Le Démocrate : Monsieur Sylla, pouvez-vous nous dire ce qui s’est passé suite à votre interpellation ?
Aboubacar Sylla : « Naturellement, nous étions dans le cortège de la marche pacifique de protestation contre la gestion unilatérale du processus électoral et en faveur d’élections législatives transparentes. Nous avons fait les formalités administratives, le lundi 15 avril, en déposant les lettres d’information auprès des autorités locales concernées. C’est-à -dire les communes de Matoto, Matam et Kaloum. C’était le 15 avril. Nous n’avons reçu que le 17, c’est-à -dire 48 heures après, une lettre réponse du gouverneur de la ville de Conakry dans laquelle il nous a fait deux propositions : la première, c’était de lui indiquer le nom de ceux qui étaient membres du comité d’organisation, les cinq personnes ; deuxièmement, de changer d’itinéraire pour que nous nous contentions du tronçon Hamdallaye - Stade du 28 septembre. Nous avons répondu aussi par écrit. Donc, le 17 avril, la veille de la manifestation. Il y a aussi une lettre que nous lui avons adressée. Dans cette lettre, nous avons donné les noms des cinq personnes qui seraient donc responsable de la manifestation. Il y avait Elhadj Cellou Dalein, Sidya Touré, Lansana Kouyaté, Mouctar Diallo, et moi-même, Aboubacar Sylla. Ensuite dans la même lettre, nous lui avons dit qu’ayant été informés très tard, nous n’avions plus la possibilité de changer, de modifier l’itinéraire.

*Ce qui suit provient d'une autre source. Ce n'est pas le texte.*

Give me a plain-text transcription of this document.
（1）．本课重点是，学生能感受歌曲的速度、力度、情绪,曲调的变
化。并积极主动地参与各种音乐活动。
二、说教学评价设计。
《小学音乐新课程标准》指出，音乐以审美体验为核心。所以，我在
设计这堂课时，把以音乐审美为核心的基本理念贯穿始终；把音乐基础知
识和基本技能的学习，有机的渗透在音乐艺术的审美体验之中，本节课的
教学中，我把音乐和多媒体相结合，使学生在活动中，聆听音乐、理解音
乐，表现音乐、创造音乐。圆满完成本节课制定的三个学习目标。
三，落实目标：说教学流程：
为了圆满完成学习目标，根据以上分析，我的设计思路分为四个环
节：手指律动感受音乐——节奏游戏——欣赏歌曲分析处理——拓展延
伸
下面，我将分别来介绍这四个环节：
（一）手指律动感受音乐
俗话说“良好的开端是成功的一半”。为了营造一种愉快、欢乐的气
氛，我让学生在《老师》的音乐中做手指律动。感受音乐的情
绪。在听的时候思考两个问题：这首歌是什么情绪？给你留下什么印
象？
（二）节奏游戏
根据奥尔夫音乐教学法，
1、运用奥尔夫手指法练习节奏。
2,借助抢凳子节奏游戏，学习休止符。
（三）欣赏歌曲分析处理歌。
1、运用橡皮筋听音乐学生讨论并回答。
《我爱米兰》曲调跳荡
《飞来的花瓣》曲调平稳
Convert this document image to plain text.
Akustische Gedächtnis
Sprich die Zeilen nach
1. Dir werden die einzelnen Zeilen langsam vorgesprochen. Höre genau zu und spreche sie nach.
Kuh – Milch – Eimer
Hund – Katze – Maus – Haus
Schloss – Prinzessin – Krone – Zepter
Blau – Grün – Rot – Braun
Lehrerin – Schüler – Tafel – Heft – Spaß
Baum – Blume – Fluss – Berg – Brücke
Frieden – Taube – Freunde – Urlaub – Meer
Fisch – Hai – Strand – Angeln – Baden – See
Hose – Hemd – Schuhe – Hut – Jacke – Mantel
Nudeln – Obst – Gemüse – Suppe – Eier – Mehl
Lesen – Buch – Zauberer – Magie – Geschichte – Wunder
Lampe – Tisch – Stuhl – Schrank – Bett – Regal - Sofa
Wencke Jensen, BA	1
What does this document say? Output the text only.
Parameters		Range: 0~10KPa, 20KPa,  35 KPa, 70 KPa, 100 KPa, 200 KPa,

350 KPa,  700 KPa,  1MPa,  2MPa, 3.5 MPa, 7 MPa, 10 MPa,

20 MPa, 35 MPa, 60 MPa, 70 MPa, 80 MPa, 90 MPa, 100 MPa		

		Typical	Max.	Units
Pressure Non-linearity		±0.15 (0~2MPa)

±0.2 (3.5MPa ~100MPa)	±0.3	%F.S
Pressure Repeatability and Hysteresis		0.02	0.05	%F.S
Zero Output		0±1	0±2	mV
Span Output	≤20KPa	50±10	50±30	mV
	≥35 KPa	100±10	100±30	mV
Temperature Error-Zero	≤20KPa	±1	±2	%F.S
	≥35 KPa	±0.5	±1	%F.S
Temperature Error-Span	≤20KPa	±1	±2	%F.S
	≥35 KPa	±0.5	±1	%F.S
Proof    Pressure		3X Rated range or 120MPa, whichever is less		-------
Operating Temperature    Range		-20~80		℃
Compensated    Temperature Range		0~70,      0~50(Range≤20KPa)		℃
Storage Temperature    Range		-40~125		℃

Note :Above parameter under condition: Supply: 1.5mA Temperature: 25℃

Puisqu’il faudrait remonter l’information jusqu’au niveau de nos bases et structures, refaire une autre campagne d’information, on n’en avait plus le temps. Je rappelle au passage que la loi dit que pour nous exprimer un refus motivé pour proposer un autre itinéraire, il faut le faire au plus tard dans les 24 heures avant la manifestation. Or, dans l’après-midi du 17… vous vous rendez compte qu’on n’était plus qu’à quelques heures. On a donc dit que cet itinéraire ne pouvait plus être modifié puisque les autorités avaient dépassé le délai légal.
N’ayant pas eu d’autres réponses du gouverneur, pour nous, la cause était entendue et qu’on pouvait emprunter l’itinéraire initialement prévu. C’est ainsi donc que nous nous sommes retrouvés et que nous avons fait notre cortège.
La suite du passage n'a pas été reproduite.